The building in the foreground is in the Mamluk cemetery.  It’s the mausoleum of Sultan Al-Ashraf Barsbay, built in 1432 AD.

So through blogging I’ve learnt of three unusual things:  Dead City is actually a city built for the dead;  half a million people are living amongst the dead;  a few others care enough to start vegetable gardens here and improve the lives of poor cemetery dwellers.

Dead City, Cairo, 1942

Weekly photo challenge: Contrast

‘Egyptian graves’ is the caption below this photo in the album my father brought back from Cairo in 1942.  There is a contrast between grave styles:  some like theirs pyramidal and reaching up to the sky from the open desert, others prefer to stay close to the ground, in the shade of a tree.

P.S.  After submitting this photo for the ‘contrast’ challenge, I did some research about the graves in the foreground and responded to Laura’s comment below.  I learned that they are in a modern Muslim cemetery built over the site of the quarry where some of the pyramid blocks came from.  Since the time of this photo, 70 years ago, a wall has been built around the cemetery, hiding it from pyramid tourists.

I also discovered that the structure on the left of the photo is the pyramid tomb of Queen Khentkawes (c 4th Dynasty) built on top of a cube of rock which remained after blocks had been cut for the larger pyramids.

Egyptian graves, 1942

Weekly photo challenge: Indulge

Shepheard’s Hotel in Cairo was apparently the first hotel of the kind that become fashionable and famous for their opulence, like Raffles of Singapore.  It was built and owned by Samuel Shepheard, an Englishman, and was the place to stay for European travellers to Egypt or to India and the east.  It was built in the 1840s, replaced at the turn of the century with the structure you see in the photo, and destroyed by fire and riots against the British in 1952.  During the war, British Officers on leave (including Australians) could relax in the wicker chairs on the terrace, though I’ve read that ordinary troops would not have been welcome.  In the film The English Patient, the hotel was the setting in some scenes, but since it no longer existed, another hotel (in Venice) and a set were used.  While some early 20th-century travellers boasted of staying there, a few writers complained of mosquitoes, lice, and other unpleasantness.
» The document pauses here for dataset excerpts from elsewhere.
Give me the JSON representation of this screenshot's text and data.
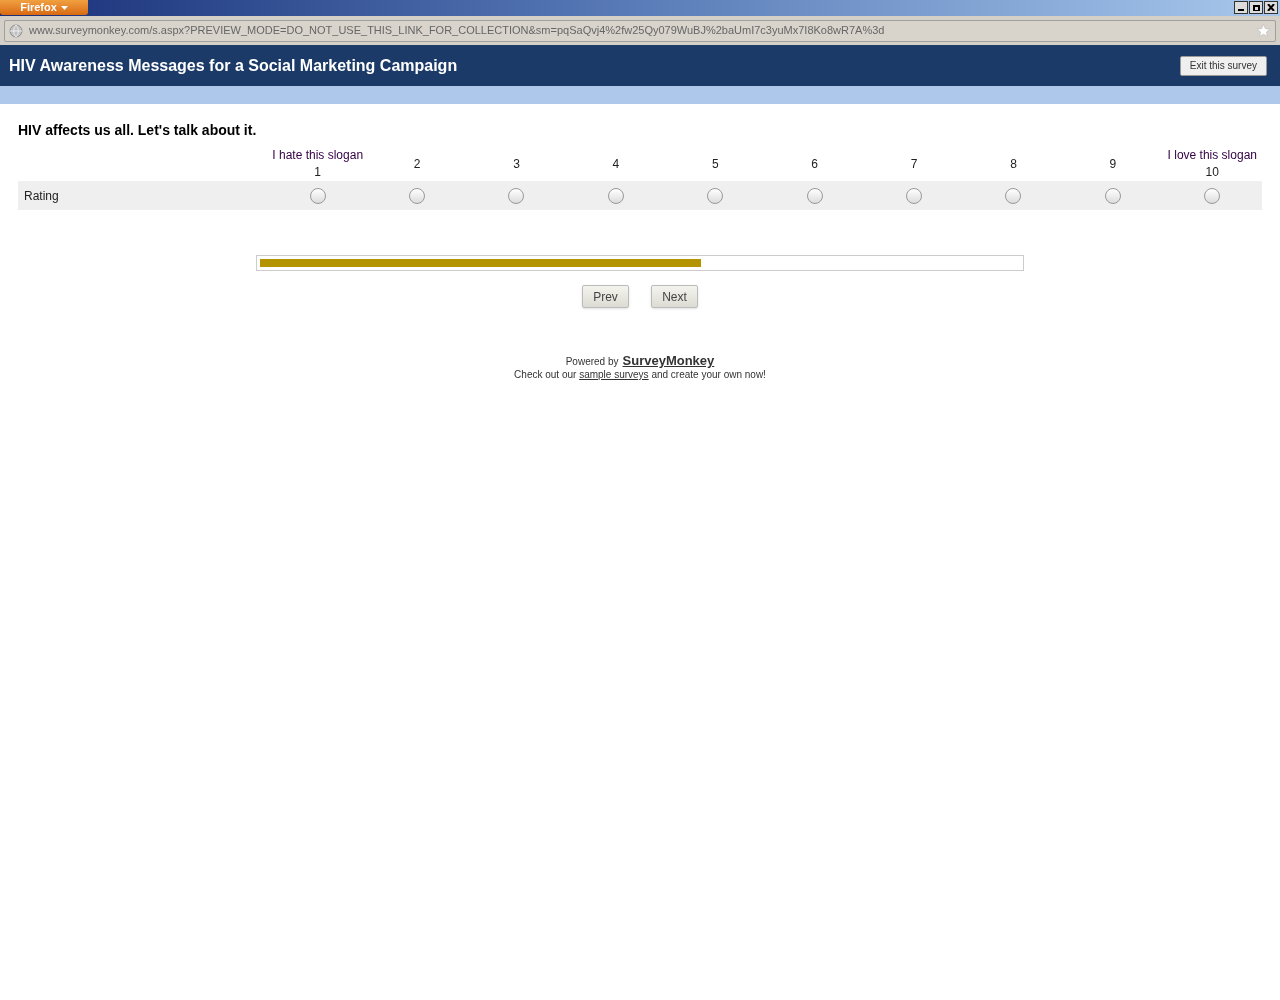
{
  "browser": {
    "menu_button": "Firefox",
    "url": "www.surveymonkey.com/s.aspx?PREVIEW_MODE=DO_NOT_USE_THIS_LINK_FOR_COLLECTION&sm=pqSaQvj4%2fw25Qy079WuBJ%2baUmI7c3yuMx7I8Ko8wR7A%3d"
  },
  "header": {
    "title": "HIV Awareness Messages for a Social Marketing Campaign",
    "exit_button": "Exit this survey"
  },
  "question": {
    "title": "HIV affects us all. Let's talk about it.",
    "columns": [
      {
        "label": "I hate this slogan",
        "number": "1"
      },
      {
        "number": "2"
      },
      {
        "number": "3"
      },
      {
        "number": "4"
      },
      {
        "number": "5"
      },
      {
        "number": "6"
      },
      {
        "number": "7"
      },
      {
        "number": "8"
      },
      {
        "number": "9"
      },
      {
        "label": "I love this slogan",
        "number": "10"
      }
    ],
    "rows": [
      {
        "label": "Rating",
        "options": [
          {
            "selected": false
          },
          {
            "selected": false
          },
          {
            "selected": false
          },
          {
            "selected": false
          },
          {
            "selected": false
          },
          {
            "selected": false
          },
          {
            "selected": false
          },
          {
            "selected": false
          },
          {
            "selected": false
          },
          {
            "selected": false
          }
        ]
      }
    ]
  },
  "progress": {
    "level": 0.58
  },
  "buttons": [
    "Prev",
    "Next"
  ],
  "footer": {
    "powered_by": "Powered by",
    "brand_link": "SurveyMonkey",
    "promo_before": "Check out our ",
    "promo_link": "sample surveys",
    "promo_after": " and create your own now!"
  }
}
Edward Lear said it was like a ‘horribly noisy railway station’.

In 1957, a new Shepheard’s Hotel was built a short distance from this one.

In this photo, the car amuses me, the driver out in the weather while the passengers are covered, imitating a horse and carriage arrangement.

Shepheard's Hotel, Cairo, c 1942

Weekly photo challenge: hope

The wedding of an Australian General Hospital sister, approx. 1941.  The church is the Basilique Notre Dame d’Héliopolis, Cairo.  I’ve written a little about the church here, and included a photo of the whole structure.

The nurse probably worked at the hospital in Kantara (also El Qantarah and several other spellings), Egypt, close to the Suez Canal.  My father may have known her since he was a patient in this hospital, but he didn’t record her name.

A wedding in the middle of a war zone.  A triumph of hope over reality.

Wedding of Australian General Hospital sister, c1941, Egypt

Weekly photo challenge: peaceful

This week, it really was a challenge to find a photo in the war album that suited a peaceful theme…  I like this one of the sun rising behind the pyramids, though even this photo has a disturbing darkness.